Berger was arrested in Switzerland in July 2021 and extradited to Germany in February 2022. His trial at the Bonn Regional Court began in April. At first, Berger wanted to read the riot act to the court and the public prosecutor’s office. The accused had prepared a pamphlet, it was said in legal circles. His lawyers had a hard time stopping him from making angry speeches. In the conversation with the court and the public prosecutor, one of them said that an “excuse for the behavior of the night could definitely be considered”.

Clear statements from the judge

The advantage of an apology: it costs nothing. A repayment is more difficult for Berger. “He just doesn’t want to pay,” says someone who is still in contact with him. Berger also took precautions. Much of his fortune is now probably with his wife, daughter and grandson. The latter gave an interview in May entitled, “What’s it like being RICH KID?”

The court does not want to be traded. The presiding judge Zickler even expressed doubts about the information about Berger’s financial ailments. A former colleague from Berger’s office once said in an interview that he had earned 50 million euros with cum-ex deals, said Zickler. That would leave “room for the assumption that there may still be residual assets”, which would allow the payment of 13.6 million euros.
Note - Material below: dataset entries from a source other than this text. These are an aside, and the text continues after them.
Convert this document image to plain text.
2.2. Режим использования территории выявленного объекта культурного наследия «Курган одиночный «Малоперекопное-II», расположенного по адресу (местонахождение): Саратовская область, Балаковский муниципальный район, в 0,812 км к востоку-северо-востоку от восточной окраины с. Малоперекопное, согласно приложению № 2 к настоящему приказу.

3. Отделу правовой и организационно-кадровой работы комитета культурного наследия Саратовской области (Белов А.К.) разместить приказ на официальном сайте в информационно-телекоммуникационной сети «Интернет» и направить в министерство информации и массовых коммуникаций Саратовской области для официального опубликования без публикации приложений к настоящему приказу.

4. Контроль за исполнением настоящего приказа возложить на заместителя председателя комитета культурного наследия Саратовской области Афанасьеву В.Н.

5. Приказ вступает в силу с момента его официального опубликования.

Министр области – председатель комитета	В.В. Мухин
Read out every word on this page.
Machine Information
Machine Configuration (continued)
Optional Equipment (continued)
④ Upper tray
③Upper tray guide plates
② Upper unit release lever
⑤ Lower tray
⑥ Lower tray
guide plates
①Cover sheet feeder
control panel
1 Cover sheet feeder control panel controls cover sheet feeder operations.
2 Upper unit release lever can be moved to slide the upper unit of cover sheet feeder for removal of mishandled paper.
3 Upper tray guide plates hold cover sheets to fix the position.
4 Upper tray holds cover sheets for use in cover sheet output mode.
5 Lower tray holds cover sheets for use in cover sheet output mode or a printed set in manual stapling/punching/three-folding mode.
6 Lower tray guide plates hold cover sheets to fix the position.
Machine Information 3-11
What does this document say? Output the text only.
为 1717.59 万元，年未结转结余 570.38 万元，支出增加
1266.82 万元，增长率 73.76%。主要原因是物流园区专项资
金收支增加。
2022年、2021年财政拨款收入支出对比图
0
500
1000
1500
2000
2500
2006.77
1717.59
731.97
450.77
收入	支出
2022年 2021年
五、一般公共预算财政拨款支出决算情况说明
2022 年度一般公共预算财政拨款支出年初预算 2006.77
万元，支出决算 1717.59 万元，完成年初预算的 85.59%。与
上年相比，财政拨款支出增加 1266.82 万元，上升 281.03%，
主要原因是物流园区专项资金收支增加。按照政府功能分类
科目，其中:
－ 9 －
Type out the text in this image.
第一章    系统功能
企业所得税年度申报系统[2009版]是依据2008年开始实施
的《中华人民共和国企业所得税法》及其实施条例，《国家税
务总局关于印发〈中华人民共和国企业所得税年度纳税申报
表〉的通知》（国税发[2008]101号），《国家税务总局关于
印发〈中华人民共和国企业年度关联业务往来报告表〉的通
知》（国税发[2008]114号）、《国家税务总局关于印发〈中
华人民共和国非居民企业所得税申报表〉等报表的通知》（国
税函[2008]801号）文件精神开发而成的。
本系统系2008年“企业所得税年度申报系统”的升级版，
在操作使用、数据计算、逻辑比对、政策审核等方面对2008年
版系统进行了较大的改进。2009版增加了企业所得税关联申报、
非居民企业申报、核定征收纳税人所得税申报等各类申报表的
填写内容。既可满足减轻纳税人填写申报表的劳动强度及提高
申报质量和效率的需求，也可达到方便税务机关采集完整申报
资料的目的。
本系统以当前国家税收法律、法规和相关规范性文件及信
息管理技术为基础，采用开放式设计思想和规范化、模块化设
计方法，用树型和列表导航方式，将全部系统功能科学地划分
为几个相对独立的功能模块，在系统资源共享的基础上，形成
Wherever the money from Berger’s cum-ex business has gone, one thing is certain, said Zickler. “Anyway, where the money is now, it’s not legitimate. There is not the slightest doubt that the financial situation that has arisen is not legal.”

Then the judge reminded the accused of his own words from October 2017. “You once told the Handelsblatt that you were a man of the law,” said Zickler. “So if the asset situation isn’t right, it’s going to be done right. Then you pay the stuff back.”

More: Serious allegations by the public prosecutor’s office – but the accused Hanno Berger is combative.